Some Thoughts on the Passing of Abba Eban

Dwight Owen Schweitzer
Editor & Publisher The Jewish Star Times

It is a sad fact that the great men of history become so much greater after they die. I suppose it has something to do with there being no possibility that they will do something to betray all the nice things being said about them. Abba Eban was larger than life, in life, and in his passing Sunday, as was said of Lincoln, he now belongs to the ages. He was, in the simplest terms, what virtually every Jewish mother prays for in her sons.

He was a man of towering intellect, scholarship, articulation and peace; a man who embodied the highest ideals of the Jewish people in the life he led, the things he fought for, and the dreams he dreamed.

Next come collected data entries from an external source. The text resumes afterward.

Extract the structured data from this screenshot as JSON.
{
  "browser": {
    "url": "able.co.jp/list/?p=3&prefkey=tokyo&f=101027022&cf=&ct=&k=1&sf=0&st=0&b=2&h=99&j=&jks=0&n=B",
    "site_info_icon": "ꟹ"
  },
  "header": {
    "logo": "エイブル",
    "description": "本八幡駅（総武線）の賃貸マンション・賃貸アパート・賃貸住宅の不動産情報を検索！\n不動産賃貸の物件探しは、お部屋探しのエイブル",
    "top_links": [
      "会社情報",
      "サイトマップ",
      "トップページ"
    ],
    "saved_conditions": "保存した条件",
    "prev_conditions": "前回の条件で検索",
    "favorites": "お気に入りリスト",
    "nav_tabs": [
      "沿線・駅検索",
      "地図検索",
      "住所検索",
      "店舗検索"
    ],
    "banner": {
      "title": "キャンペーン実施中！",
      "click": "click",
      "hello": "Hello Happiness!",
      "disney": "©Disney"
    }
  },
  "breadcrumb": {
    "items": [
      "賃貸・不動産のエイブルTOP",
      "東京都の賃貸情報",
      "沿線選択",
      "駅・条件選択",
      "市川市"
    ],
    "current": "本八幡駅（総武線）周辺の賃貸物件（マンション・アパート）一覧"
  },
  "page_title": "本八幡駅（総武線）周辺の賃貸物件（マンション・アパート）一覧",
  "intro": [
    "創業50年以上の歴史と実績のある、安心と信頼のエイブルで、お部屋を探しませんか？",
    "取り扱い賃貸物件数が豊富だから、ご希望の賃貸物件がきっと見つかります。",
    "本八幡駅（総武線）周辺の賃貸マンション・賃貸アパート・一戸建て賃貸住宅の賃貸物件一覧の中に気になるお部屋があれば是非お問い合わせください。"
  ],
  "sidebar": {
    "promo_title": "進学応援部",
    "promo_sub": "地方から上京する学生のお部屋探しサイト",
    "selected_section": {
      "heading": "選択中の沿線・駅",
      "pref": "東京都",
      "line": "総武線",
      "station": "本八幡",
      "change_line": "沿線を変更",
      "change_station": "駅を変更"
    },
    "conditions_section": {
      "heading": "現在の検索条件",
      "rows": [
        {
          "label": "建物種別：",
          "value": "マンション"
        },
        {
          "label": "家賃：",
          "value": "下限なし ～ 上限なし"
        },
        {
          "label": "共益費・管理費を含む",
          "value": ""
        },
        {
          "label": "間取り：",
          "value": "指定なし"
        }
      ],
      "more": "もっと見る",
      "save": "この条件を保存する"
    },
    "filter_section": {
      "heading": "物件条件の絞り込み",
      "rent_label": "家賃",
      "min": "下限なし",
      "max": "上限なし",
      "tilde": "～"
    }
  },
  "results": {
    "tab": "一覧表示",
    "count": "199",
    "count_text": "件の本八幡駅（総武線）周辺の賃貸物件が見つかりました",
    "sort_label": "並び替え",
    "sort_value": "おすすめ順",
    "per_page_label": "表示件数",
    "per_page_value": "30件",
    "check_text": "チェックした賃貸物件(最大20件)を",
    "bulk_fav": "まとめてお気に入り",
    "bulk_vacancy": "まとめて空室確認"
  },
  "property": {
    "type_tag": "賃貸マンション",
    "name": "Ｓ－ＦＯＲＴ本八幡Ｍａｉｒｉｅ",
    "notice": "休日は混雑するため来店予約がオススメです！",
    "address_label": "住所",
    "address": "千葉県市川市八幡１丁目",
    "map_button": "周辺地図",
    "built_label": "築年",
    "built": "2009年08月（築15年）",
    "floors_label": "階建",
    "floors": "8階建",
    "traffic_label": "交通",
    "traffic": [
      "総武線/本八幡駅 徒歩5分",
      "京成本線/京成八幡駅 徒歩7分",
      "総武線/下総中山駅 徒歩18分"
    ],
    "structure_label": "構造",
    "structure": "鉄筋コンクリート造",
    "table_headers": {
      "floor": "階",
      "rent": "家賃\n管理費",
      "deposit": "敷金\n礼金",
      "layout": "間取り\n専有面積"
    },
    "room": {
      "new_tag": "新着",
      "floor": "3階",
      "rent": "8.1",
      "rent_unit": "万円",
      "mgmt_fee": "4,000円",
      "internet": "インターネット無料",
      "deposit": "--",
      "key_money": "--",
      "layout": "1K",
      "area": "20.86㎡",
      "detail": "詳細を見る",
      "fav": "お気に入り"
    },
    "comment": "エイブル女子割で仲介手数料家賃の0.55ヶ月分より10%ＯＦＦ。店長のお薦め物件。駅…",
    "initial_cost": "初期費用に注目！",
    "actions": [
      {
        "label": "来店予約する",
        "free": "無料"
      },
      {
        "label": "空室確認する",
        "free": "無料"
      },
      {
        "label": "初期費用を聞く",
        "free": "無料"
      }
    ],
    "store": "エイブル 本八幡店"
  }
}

There will be those who will say that in his belief in the need to create a Palestinian state he was foolish or naive, that his politics were too left and that history had left him behind. He would be happy to know that even George Washington was not universally loved or applauded the day he died, but those few raucous voices inevitably faded away as history embellishes those upon whom it has chosen to favor. Abba Eban was such a man.

Educated at Cambridge, his oratory was nothing short of exquisite as was his ability to bring his listeners directly to the heart of the question. He possessed the singular ability to put forth the thoughts that motivated him and the country he sometimes led and always championed with a clarity and lack of ambiguity that will forever mark him as one of the foremost orators and statesmen of his age.

He is to the State of Israel what Winston Churchill was to England; each there during dark hours — perhaps from different ends of the political spectrum — but both having steady hands during perilous times. He was a man of peace and in his love of peace he was the quintessential Jew: the optimist, part visionary, part dreamer, grounded in the reality of the moment but able to see over the horizon and to remember the invocation of the Jewish people; to make this a better world, not for the children of Israel but for all of God’s children from every faith and corner of the earth.

His book, Heritage, Civilization and the Jews will forever stand as one of the finest points of entry into answering the question of who are these people, these Jews, so few, so persecuted, so harassed, who have suffered so much for so long and yet in the process gave us monotheism and the very building blocks of civilization itself.

For those who ask, ‘Who was this man that I should remember him?’ The answer is simple. He was a Jew who lived at a time when Jews more than any group in the history of humankind had the right to hate, to seek vengeance and to retreat from the world that had turned their heads away from the smoke and ash that were the remnant of a third of the world’s Jews. He was a Jew who did none of those things. He was a Jew who lived for peace, for reconciliation, for tolerance and forgiveness.

He was the Jew our mothers hoped we might grow up to become. To know his life is to know what the meaning of Judaism is: our faith embodied in the life of one man, a man who now belongs to the ages and for whom the ages will doubtless be grateful.